Abstract Increased cell proliferation in glioblastoma (GBM) leads to hypoxia in the tumor microenvironment. This is a major concern in GBM patients as it promotes tumor invasion. Glutaminolysis is a hallmark of cancer cells and under hypoxic conditions glutamine metabolism proceeds through reductive carboxylation pathway.

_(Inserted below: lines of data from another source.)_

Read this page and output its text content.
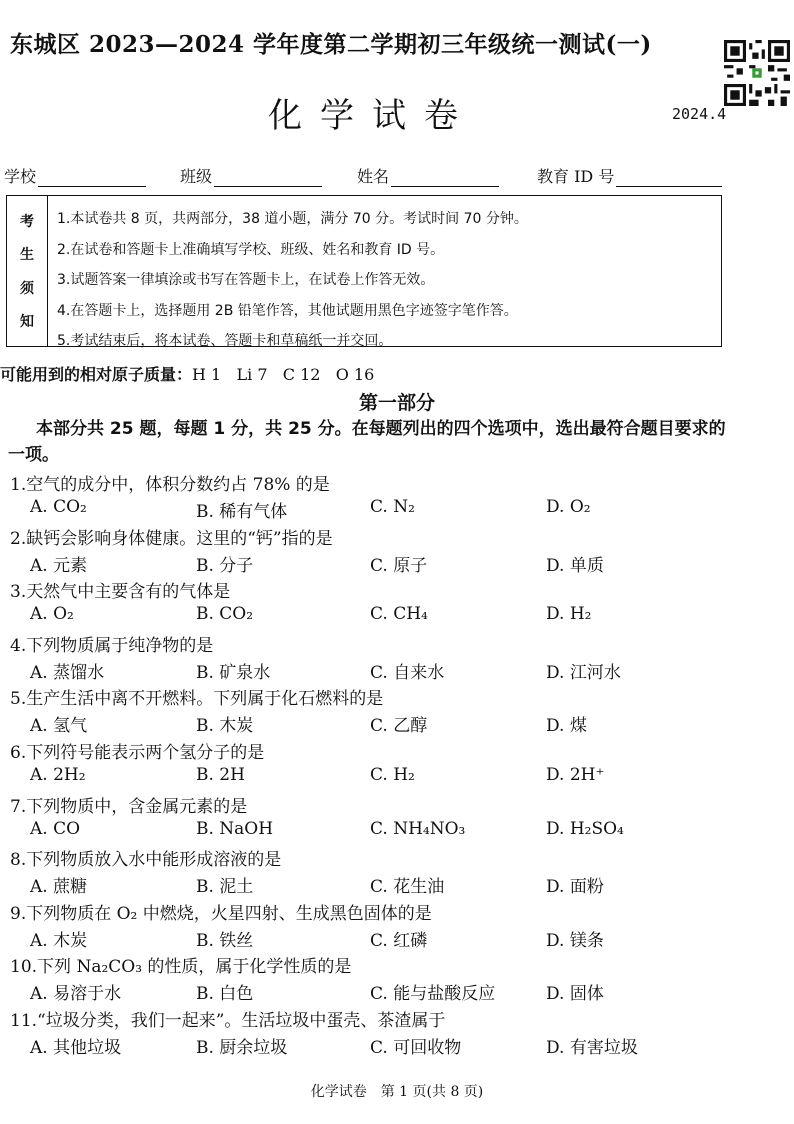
东城区 2023—2024 学年度第二学期初三年级统一测试(一)
化学试卷	2024.4
学校	班级	姓名	教育 ID 号
考
生
须
知
1.本试卷共 8 页，共两部分，38 道小题，满分 70 分。考试时间 70 分钟。
2.在试卷和答题卡上准确填写学校、班级、姓名和教育 ID 号。
3.试题答案一律填涂或书写在答题卡上，在试卷上作答无效。
4.在答题卡上，选择题用 2B 铅笔作答，其他试题用黑色字迹签字笔作答。
5.考试结束后，将本试卷、答题卡和草稿纸一并交回。
可能用到的相对原子质量：H 1   Li 7   C 12   O 16
第一部分
本部分共 25 题，每题 1 分，共 25 分。在每题列出的四个选项中，选出最符合题目要求的一项。
1.空气的成分中，体积分数约占 78% 的是
A. CO₂	B. 稀有气体	C. N₂	D. O₂
2.缺钙会影响身体健康。这里的“钙”指的是
A. 元素	B. 分子	C. 原子	D. 单质
3.天然气中主要含有的气体是
A. O₂	B. CO₂	C. CH₄	D. H₂
4.下列物质属于纯净物的是
A. 蒸馏水	B. 矿泉水	C. 自来水	D. 江河水
5.生产生活中离不开燃料。下列属于化石燃料的是
A. 氢气	B. 木炭	C. 乙醇	D. 煤
6.下列符号能表示两个氢分子的是
A. 2H₂	B. 2H	C. H₂	D. 2H⁺
7.下列物质中，含金属元素的是
A. CO	B. NaOH	C. NH₄NO₃	D. H₂SO₄
8.下列物质放入水中能形成溶液的是
A. 蔗糖	B. 泥土	C. 花生油	D. 面粉
9.下列物质在 O₂ 中燃烧，火星四射、生成黑色固体的是
A. 木炭	B. 铁丝	C. 红磷	D. 镁条
10.下列 Na₂CO₃ 的性质，属于化学性质的是
A. 易溶于水	B. 白色	C. 能与盐酸反应	D. 固体
11.“垃圾分类，我们一起来”。生活垃圾中蛋壳、茶渣属于
A. 其他垃圾	B. 厨余垃圾	C. 可回收物	D. 有害垃圾
化学试卷　第 1 页(共 8 页)
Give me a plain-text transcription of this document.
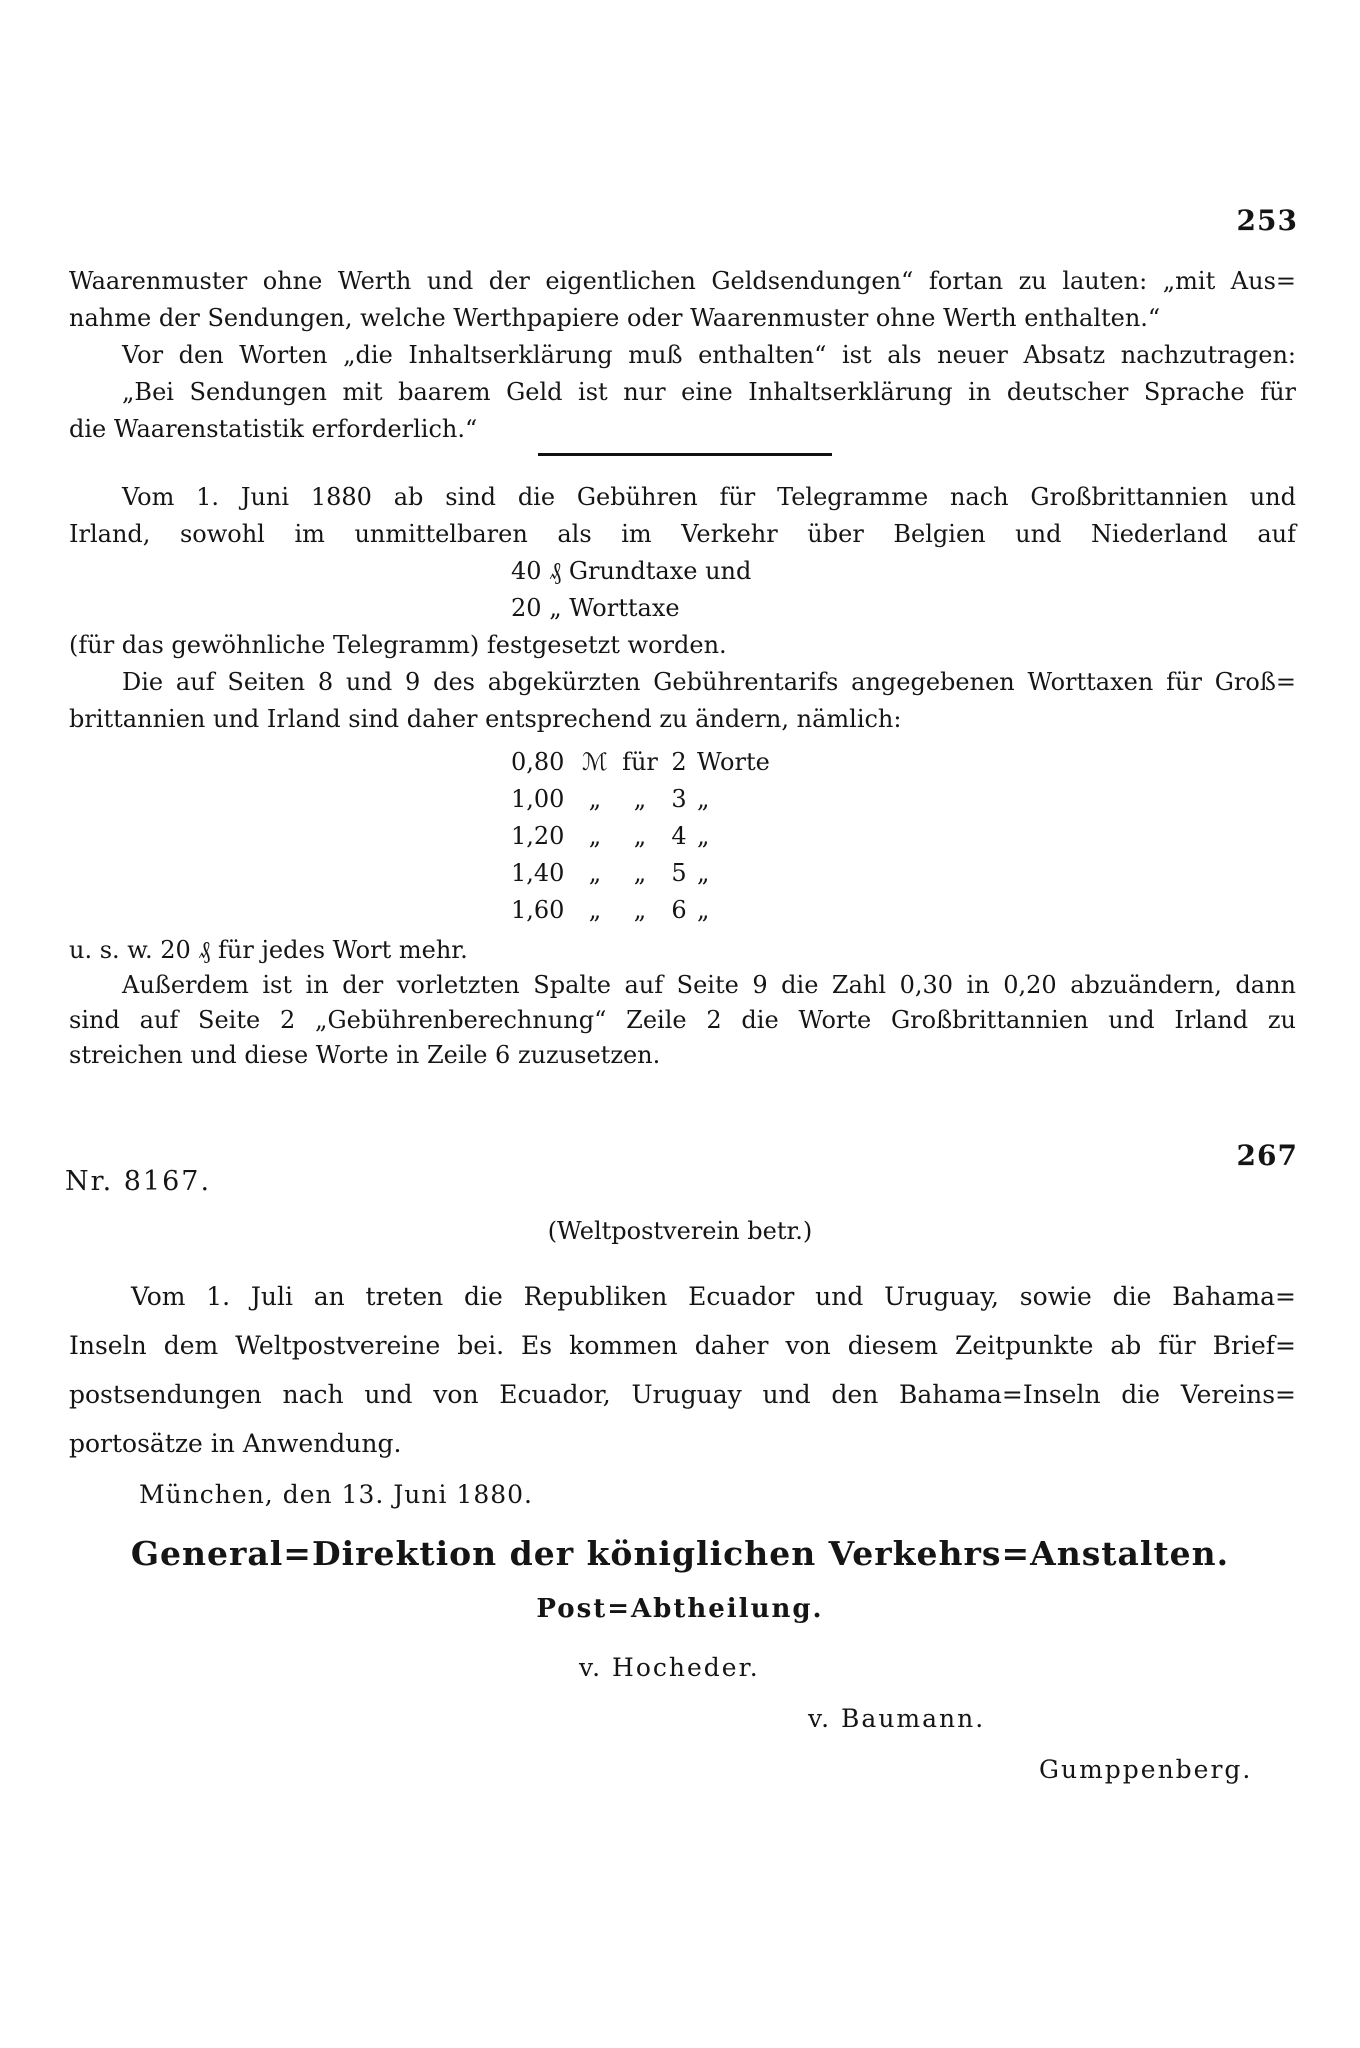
253
Waarenmuster ohne Werth und der eigentlichen Geldsendungen“ fortan zu lauten: „mit Aus=
nahme der Sendungen, welche Werthpapiere oder Waarenmuster ohne Werth enthalten.“
Vor den Worten „die Inhaltserklärung muß enthalten“ ist als neuer Absatz nachzutragen:
„Bei Sendungen mit baarem Geld ist nur eine Inhaltserklärung in deutscher Sprache für
die Waarenstatistik erforderlich.“
Vom 1. Juni 1880 ab sind die Gebühren für Telegramme nach Großbrittannien und
Irland, sowohl im unmittelbaren als im Verkehr über Belgien und Niederland auf
40 ₰ Grundtaxe und
20 „ Worttaxe
(für das gewöhnliche Telegramm) festgesetzt worden.
Die auf Seiten 8 und 9 des abgekürzten Gebührentarifs angegebenen Worttaxen für Groß=
brittannien und Irland sind daher entsprechend zu ändern, nämlich:
0,80 ℳ für 2 Worte
1,00 „ „ 3 „
1,20 „ „ 4 „
1,40 „ „ 5 „
1,60 „ „ 6 „
u. s. w. 20 ₰ für jedes Wort mehr.
Außerdem ist in der vorletzten Spalte auf Seite 9 die Zahl 0,30 in 0,20 abzuändern, dann
sind auf Seite 2 „Gebührenberechnung“ Zeile 2 die Worte Großbrittannien und Irland zu
streichen und diese Worte in Zeile 6 zuzusetzen.
267
Nr. 8167.
(Weltpostverein betr.)
Vom 1. Juli an treten die Republiken Ecuador und Uruguay, sowie die Bahama=
Inseln dem Weltpostvereine bei. Es kommen daher von diesem Zeitpunkte ab für Brief=
postsendungen nach und von Ecuador, Uruguay und den Bahama=Inseln die Vereins=
portosätze in Anwendung.
München, den 13. Juni 1880.
General=Direktion der königlichen Verkehrs=Anstalten.
Post=Abtheilung.
v. Hocheder.
v. Baumann.
Gumppenberg.
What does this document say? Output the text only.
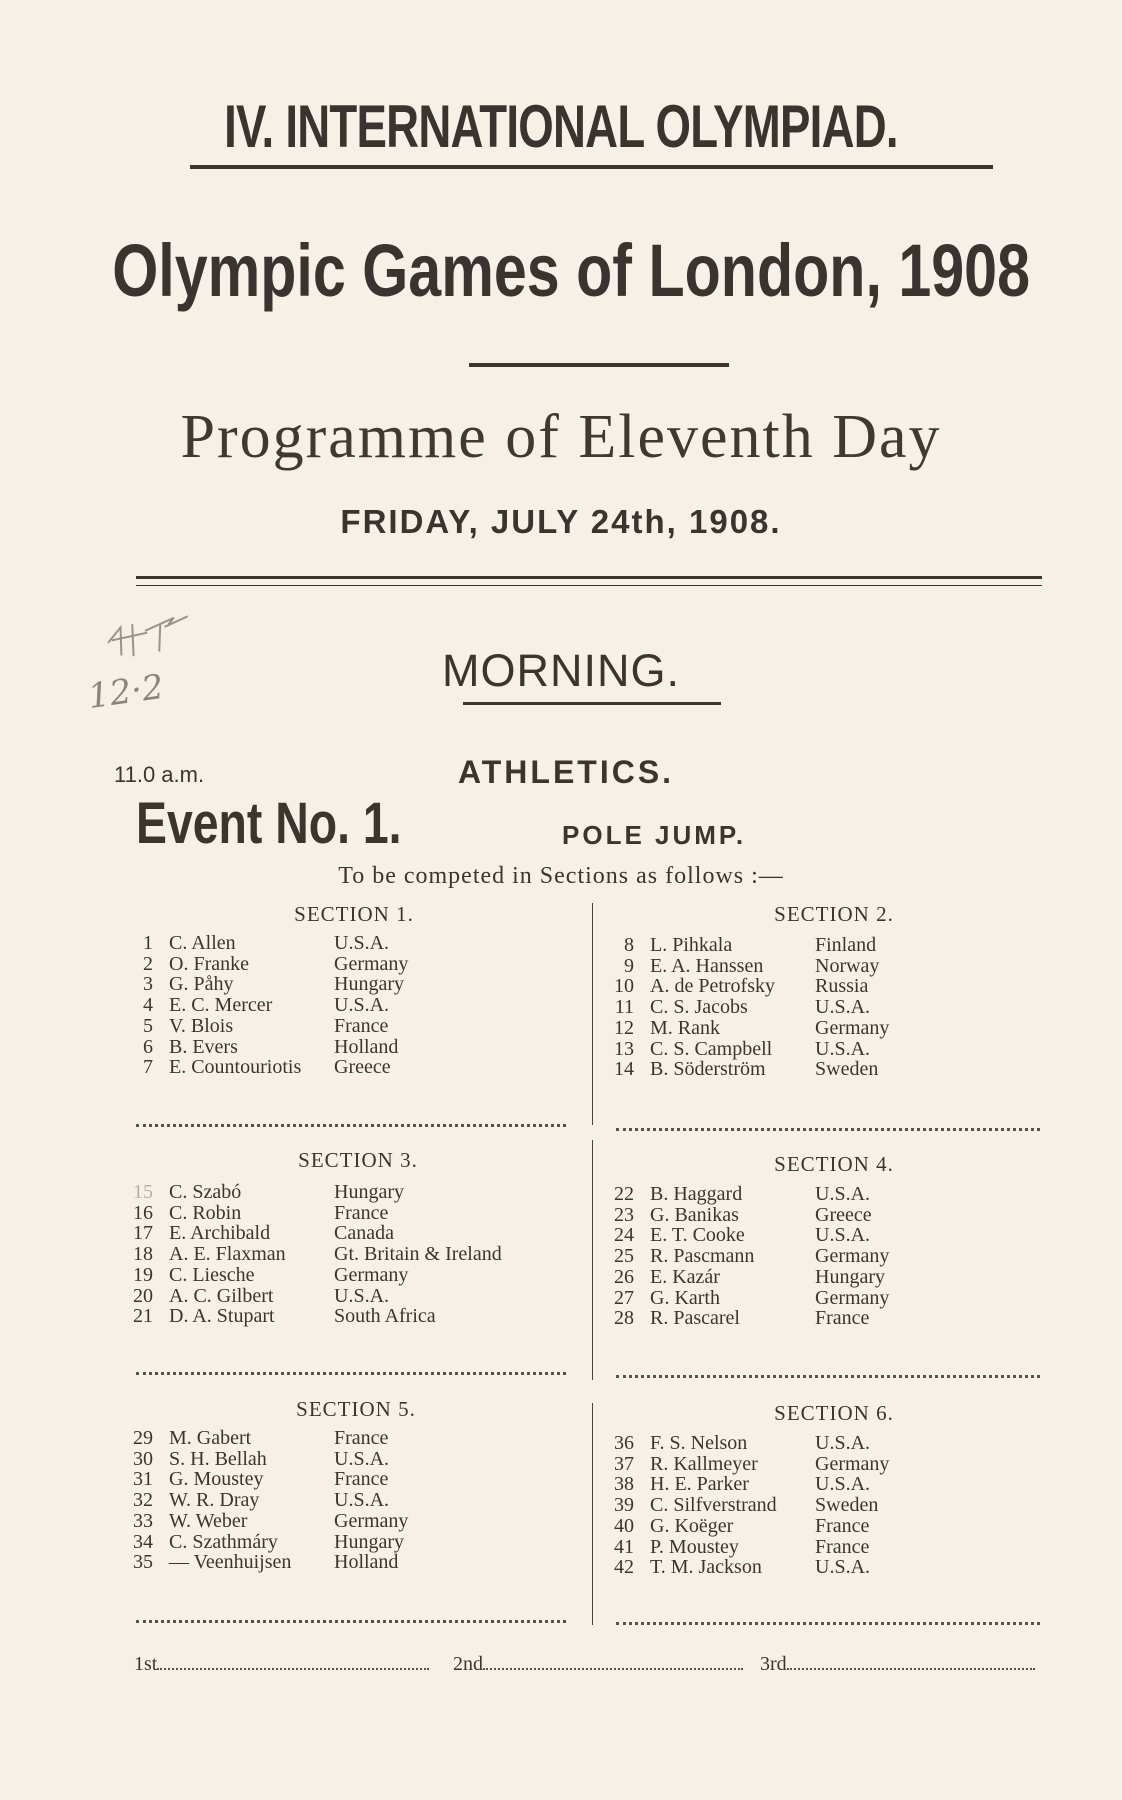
IV. INTERNATIONAL OLYMPIAD.
Olympic Games of London, 1908
Programme of Eleventh Day
FRIDAY, JULY 24th, 1908.
12·2	MORNING.
11.0 a.m.	ATHLETICS.
Event No. 1.	POLE JUMP.
To be competed in Sections as follows :—
SECTION 1.
1 C. Allen	U.S.A.
2 O. Franke	Germany
3 G. Påhy	Hungary
4 E. C. Mercer	U.S.A.
5 V. Blois	France
6 B. Evers	Holland
7 E. Countouriotis	Greece
SECTION 2.
8 L. Pihkala	Finland
9 E. A. Hanssen	Norway
10 A. de Petrofsky	Russia
11 C. S. Jacobs	U.S.A.
12 M. Rank	Germany
13 C. S. Campbell	U.S.A.
14 B. Söderström	Sweden
SECTION 3.
15 C. Szabó	Hungary
16 C. Robin	France
17 E. Archibald	Canada
18 A. E. Flaxman	Gt. Britain & Ireland
19 C. Liesche	Germany
20 A. C. Gilbert	U.S.A.
21 D. A. Stupart	South Africa
SECTION 4.
22 B. Haggard	U.S.A.
23 G. Banikas	Greece
24 E. T. Cooke	U.S.A.
25 R. Pascmann	Germany
26 E. Kazár	Hungary
27 G. Karth	Germany
28 R. Pascarel	France
SECTION 5.
29 M. Gabert	France
30 S. H. Bellah	U.S.A.
31 G. Moustey	France
32 W. R. Dray	U.S.A.
33 W. Weber	Germany
34 C. Szathmáry	Hungary
35 — Veenhuijsen	Holland
SECTION 6.
36 F. S. Nelson	U.S.A.
37 R. Kallmeyer	Germany
38 H. E. Parker	U.S.A.
39 C. Silfverstrand	Sweden
40 G. Koëger	France
41 P. Moustey	France
42 T. M. Jackson	U.S.A.
1st	2nd	3rd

Recently, we have shown that oscillating magnetic field (OMF) produces oncolytic effects which can influence cellular metabolism. Here, we have explored the effect of OMF on glutamine metabolism in GBM cells. Patient-derived GBM cells were grown in high glucose (25 mM) DMEM supplemented with 20% fetal bovine serum (FBS), 2.0 mM glutamine and 1.0 mM pyruvate at 37 °C under humidified air and 5% CO2. Cells were divided into 2 groups (Test and Sham; n = 4 each group). When reached confluency (~2.0×106 cells/mL), cells in both groups were treated with 4.0 mM of [U-13C]glutamine in DMEM (supplemented with 20% FBS, and 1.0 mM pyruvate). The “Test” group was subjected to OMF for 3 hours, and the “Sham” group was treated similar to the “Test” group but with non-magnetic rods of the same dimensions as the magnets in the Test group. After 3 h, cells were harvested in 50% methanol analyzed by GC-MS. The 13C-isotopomer analysis showed that glutamine metabolism in GBM cells proceeds through reduction carboxylation, confirmed by the higher levels of M+5 citrate (15.42 ± 1.28 % ) than M+4 citrate (2.05 ± 0.28 %). When GBM cells were treated with OMF, a statistically significant decrease in the citrate M+5 was observed, compared to the “Sham” treated group (15.42 ± 1.28 % vs. 8.89 ± 1.30 %; p = 0.0003). This decrease in M+5 citrate upon OMF treatment clearly indicates that the OMF decreases the reductive carboxylation flux of glutamine in GBM cells which would have therapeutic value in treating GBM patients.